Author: Hamlet (---.houston.res.rr.com)
Date: 10-05-05 22:59
Against that time, if ever that time come,
When I shall see thee frown on my defects,
When as thy love hath cast his utmost sum,
Call'd to that audit by advis'd respects;
Against that time when thou shalt strangely pass,
And scarcely greet me with that sun, thine eye,
When love, converted from the thing it was,
Shall reasons find of settled gravity;
Against that time do I ensconce me here,
Within the knowledge of mine own desert,
And this my hand, against my self uprear,
To guard the lawful reasons on thy part:
To leave poor me thou hast the strength of laws,
Since why to love I can allege no cause.
A temporary insanity curable by marriage.

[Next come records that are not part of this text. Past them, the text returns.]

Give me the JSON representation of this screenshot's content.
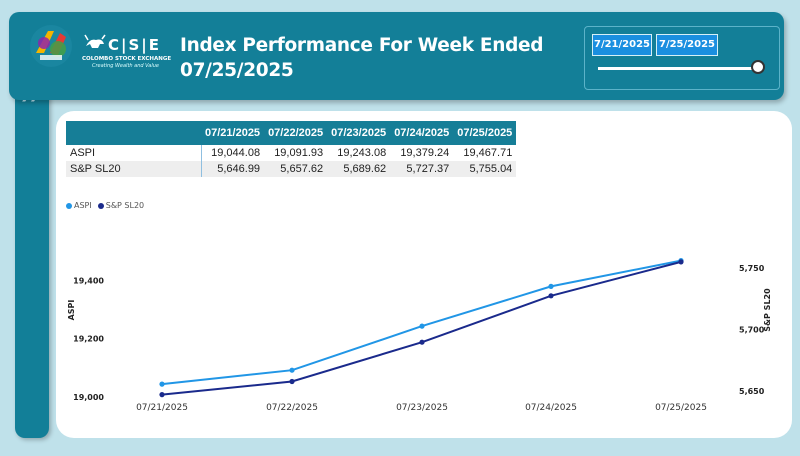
{
  "header": {
    "title_line1": "Index Performance For Week Ended",
    "title_line2": "07/25/2025",
    "cse_letters": "C|S|E",
    "cse_name": "COLOMBO STOCK EXCHANGE",
    "cse_tagline": "Creating Wealth and Value"
  },
  "slicer": {
    "start_date": "7/21/2025",
    "end_date": "7/25/2025"
  },
  "table": {
    "columns": [
      "",
      "07/21/2025",
      "07/22/2025",
      "07/23/2025",
      "07/24/2025",
      "07/25/2025"
    ],
    "rows": [
      {
        "name": "ASPI",
        "values": [
          "19,044.08",
          "19,091.93",
          "19,243.08",
          "19,379.24",
          "19,467.71"
        ]
      },
      {
        "name": "S&P SL20",
        "values": [
          "5,646.99",
          "5,657.62",
          "5,689.62",
          "5,727.37",
          "5,755.04"
        ]
      }
    ]
  },
  "colors": {
    "aspi": "#2196e6",
    "sl20": "#1a2a8c",
    "header_bg": "#137f98"
  },
  "chart_data": {
    "type": "line",
    "categories": [
      "07/21/2025",
      "07/22/2025",
      "07/23/2025",
      "07/24/2025",
      "07/25/2025"
    ],
    "series": [
      {
        "name": "ASPI",
        "axis": "left",
        "values": [
          19044.08,
          19091.93,
          19243.08,
          19379.24,
          19467.71
        ]
      },
      {
        "name": "S&P SL20",
        "axis": "right",
        "values": [
          5646.99,
          5657.62,
          5689.62,
          5727.37,
          5755.04
        ]
      }
    ],
    "ylabel": "ASPI",
    "y2label": "S&P SL20",
    "ylim": [
      19000,
      19480
    ],
    "y2lim": [
      5645,
      5759
    ],
    "yticks": [
      "19,000",
      "19,200",
      "19,400"
    ],
    "y2ticks": [
      "5,650",
      "5,700",
      "5,750"
    ],
    "legend_position": "top-left",
    "grid": false
  }
}
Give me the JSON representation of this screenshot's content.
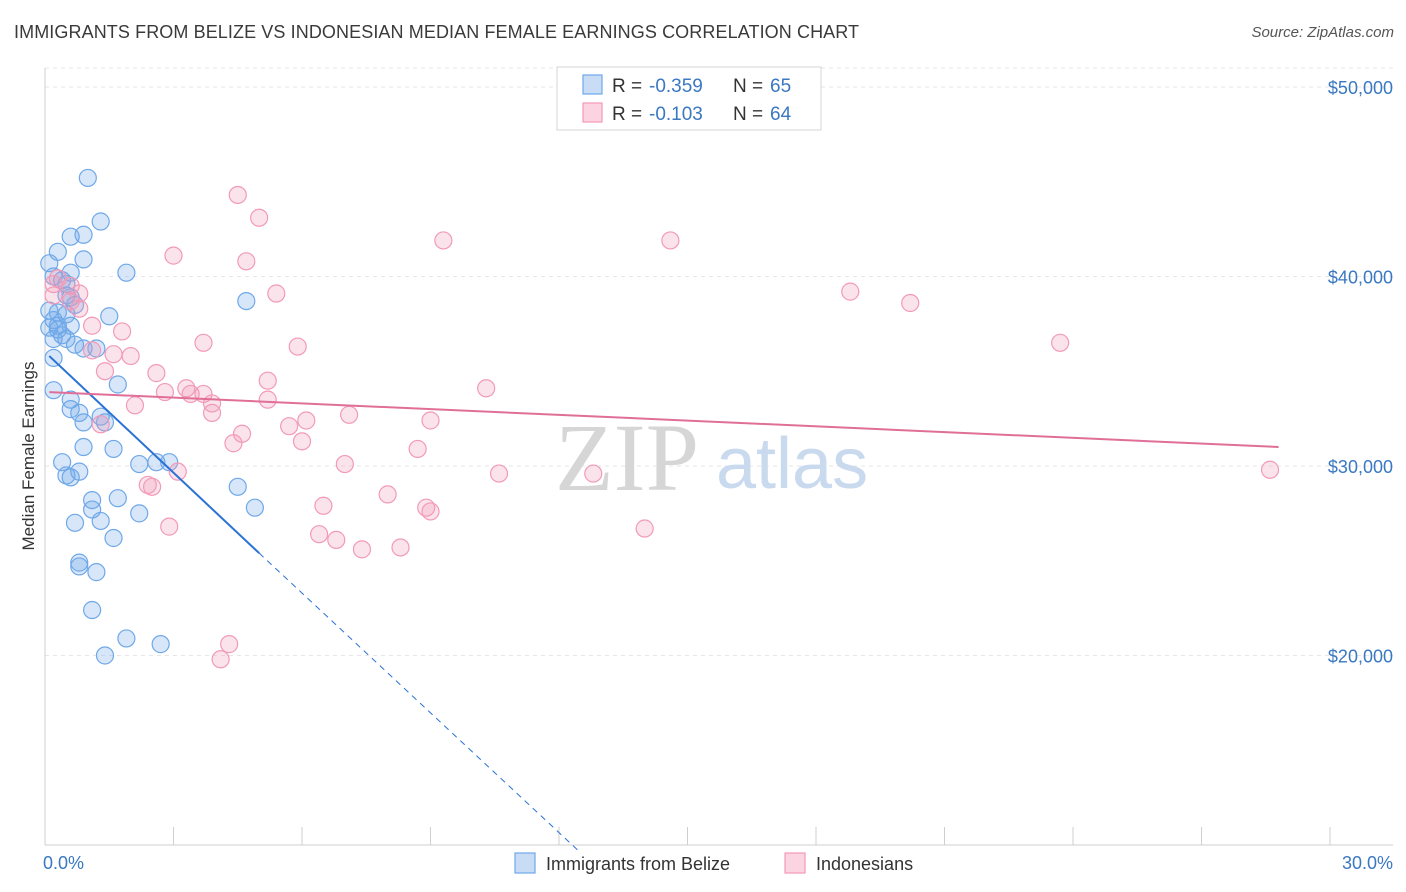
{
  "title": "IMMIGRANTS FROM BELIZE VS INDONESIAN MEDIAN FEMALE EARNINGS CORRELATION CHART",
  "source": "Source: ZipAtlas.com",
  "watermark": {
    "zip": "ZIP",
    "atlas": "atlas"
  },
  "chart_data": {
    "type": "scatter",
    "xlabel": "",
    "ylabel": "Median Female Earnings",
    "xlim": [
      0,
      30
    ],
    "ylim": [
      10000,
      51000
    ],
    "x_tick_labels": [
      "0.0%",
      "30.0%"
    ],
    "y_ticks": [
      {
        "value": 20000,
        "label": "$20,000"
      },
      {
        "value": 30000,
        "label": "$30,000"
      },
      {
        "value": 40000,
        "label": "$40,000"
      },
      {
        "value": 50000,
        "label": "$50,000"
      }
    ],
    "grid": true,
    "legend": {
      "placement": "top-center",
      "entries": [
        {
          "r_label": "R =",
          "r_value": "-0.359",
          "n_label": "N =",
          "n_value": "65",
          "color": "#6fa8e8"
        },
        {
          "r_label": "R =",
          "r_value": "-0.103",
          "n_label": "N =",
          "n_value": "64",
          "color": "#f29ab8"
        }
      ]
    },
    "series": [
      {
        "name": "Immigrants from Belize",
        "color": "#6fa8e8",
        "line_color": "#2a72d4",
        "trend": {
          "x0": 0.1,
          "y0": 35800,
          "x1": 5.0,
          "y1": 25400,
          "dash_x1": 12.5,
          "dash_y1": 9600
        },
        "points": [
          [
            1.0,
            45200
          ],
          [
            1.3,
            42900
          ],
          [
            0.6,
            42100
          ],
          [
            0.9,
            42200
          ],
          [
            0.3,
            41300
          ],
          [
            0.9,
            40900
          ],
          [
            0.1,
            40700
          ],
          [
            1.9,
            40200
          ],
          [
            0.6,
            40200
          ],
          [
            0.2,
            40000
          ],
          [
            0.4,
            39800
          ],
          [
            0.5,
            39600
          ],
          [
            0.5,
            39000
          ],
          [
            0.6,
            38900
          ],
          [
            4.7,
            38700
          ],
          [
            0.7,
            38500
          ],
          [
            0.1,
            38200
          ],
          [
            0.3,
            38100
          ],
          [
            0.5,
            38000
          ],
          [
            1.5,
            37900
          ],
          [
            0.2,
            37700
          ],
          [
            0.3,
            37400
          ],
          [
            0.6,
            37400
          ],
          [
            0.1,
            37300
          ],
          [
            0.4,
            36900
          ],
          [
            0.2,
            36700
          ],
          [
            0.5,
            36700
          ],
          [
            0.7,
            36400
          ],
          [
            1.2,
            36200
          ],
          [
            0.9,
            36200
          ],
          [
            0.2,
            35700
          ],
          [
            1.7,
            34300
          ],
          [
            0.2,
            34000
          ],
          [
            0.6,
            33500
          ],
          [
            0.6,
            33000
          ],
          [
            0.8,
            32800
          ],
          [
            1.3,
            32600
          ],
          [
            0.9,
            32300
          ],
          [
            1.4,
            32300
          ],
          [
            0.9,
            31000
          ],
          [
            1.6,
            30900
          ],
          [
            0.4,
            30200
          ],
          [
            2.2,
            30100
          ],
          [
            2.6,
            30200
          ],
          [
            2.9,
            30200
          ],
          [
            0.5,
            29500
          ],
          [
            0.8,
            29700
          ],
          [
            0.6,
            29400
          ],
          [
            4.5,
            28900
          ],
          [
            1.1,
            28200
          ],
          [
            1.7,
            28300
          ],
          [
            1.1,
            27700
          ],
          [
            4.9,
            27800
          ],
          [
            2.2,
            27500
          ],
          [
            0.7,
            27000
          ],
          [
            1.3,
            27100
          ],
          [
            1.6,
            26200
          ],
          [
            0.8,
            24900
          ],
          [
            0.8,
            24700
          ],
          [
            1.2,
            24400
          ],
          [
            1.1,
            22400
          ],
          [
            1.9,
            20900
          ],
          [
            2.7,
            20600
          ],
          [
            1.4,
            20000
          ],
          [
            0.3,
            37200
          ]
        ]
      },
      {
        "name": "Indonesians",
        "color": "#f29ab8",
        "line_color": "#e06f98",
        "trend": {
          "x0": 0.1,
          "y0": 33900,
          "x1": 28.8,
          "y1": 31000
        },
        "points": [
          [
            4.5,
            44300
          ],
          [
            5.0,
            43100
          ],
          [
            9.3,
            41900
          ],
          [
            14.6,
            41900
          ],
          [
            3.0,
            41100
          ],
          [
            4.7,
            40800
          ],
          [
            0.3,
            39900
          ],
          [
            0.2,
            39600
          ],
          [
            0.6,
            39500
          ],
          [
            0.8,
            39100
          ],
          [
            5.4,
            39100
          ],
          [
            18.8,
            39200
          ],
          [
            20.2,
            38600
          ],
          [
            0.6,
            38700
          ],
          [
            0.8,
            38300
          ],
          [
            1.1,
            37400
          ],
          [
            1.8,
            37100
          ],
          [
            3.7,
            36500
          ],
          [
            1.1,
            36100
          ],
          [
            2.0,
            35800
          ],
          [
            1.6,
            35900
          ],
          [
            5.9,
            36300
          ],
          [
            23.7,
            36500
          ],
          [
            1.4,
            35000
          ],
          [
            2.6,
            34900
          ],
          [
            5.2,
            34500
          ],
          [
            10.3,
            34100
          ],
          [
            2.8,
            33900
          ],
          [
            3.3,
            34100
          ],
          [
            3.4,
            33800
          ],
          [
            3.7,
            33800
          ],
          [
            3.9,
            33300
          ],
          [
            5.2,
            33500
          ],
          [
            2.1,
            33200
          ],
          [
            7.1,
            32700
          ],
          [
            3.9,
            32800
          ],
          [
            9.0,
            32400
          ],
          [
            6.1,
            32400
          ],
          [
            5.7,
            32100
          ],
          [
            1.3,
            32200
          ],
          [
            4.6,
            31700
          ],
          [
            4.4,
            31200
          ],
          [
            6.0,
            31300
          ],
          [
            8.7,
            30900
          ],
          [
            7.0,
            30100
          ],
          [
            3.1,
            29700
          ],
          [
            10.6,
            29600
          ],
          [
            12.8,
            29600
          ],
          [
            28.6,
            29800
          ],
          [
            2.4,
            29000
          ],
          [
            2.5,
            28900
          ],
          [
            8.0,
            28500
          ],
          [
            6.5,
            27900
          ],
          [
            8.9,
            27800
          ],
          [
            9.0,
            27600
          ],
          [
            2.9,
            26800
          ],
          [
            14.0,
            26700
          ],
          [
            6.4,
            26400
          ],
          [
            6.8,
            26100
          ],
          [
            7.4,
            25600
          ],
          [
            8.3,
            25700
          ],
          [
            4.3,
            20600
          ],
          [
            4.1,
            19800
          ],
          [
            0.2,
            39000
          ]
        ]
      }
    ]
  }
}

Ambrose Bierce 1842-1914, American Author
If my dear love were but the child of state,
It might for Fortune's bastard be unfather'd,
As subject to Time's love or to Time's hate,
Weeds among weeds, or flowers with flowers gather'd.
No, it was builded far from accident;
It suffers not in smiling pomp, nor falls
Under the blow of thralled discontent,
Whereto th' inviting time our fashion calls:
It fears not policy, that heretic,
Which works on leases of short-number'd hours,
But all alone stands hugely politic,
That it nor grows with heat, nor drowns with showers.
To this I witness call the fools of time,
Which die for goodness, who have lived for crime.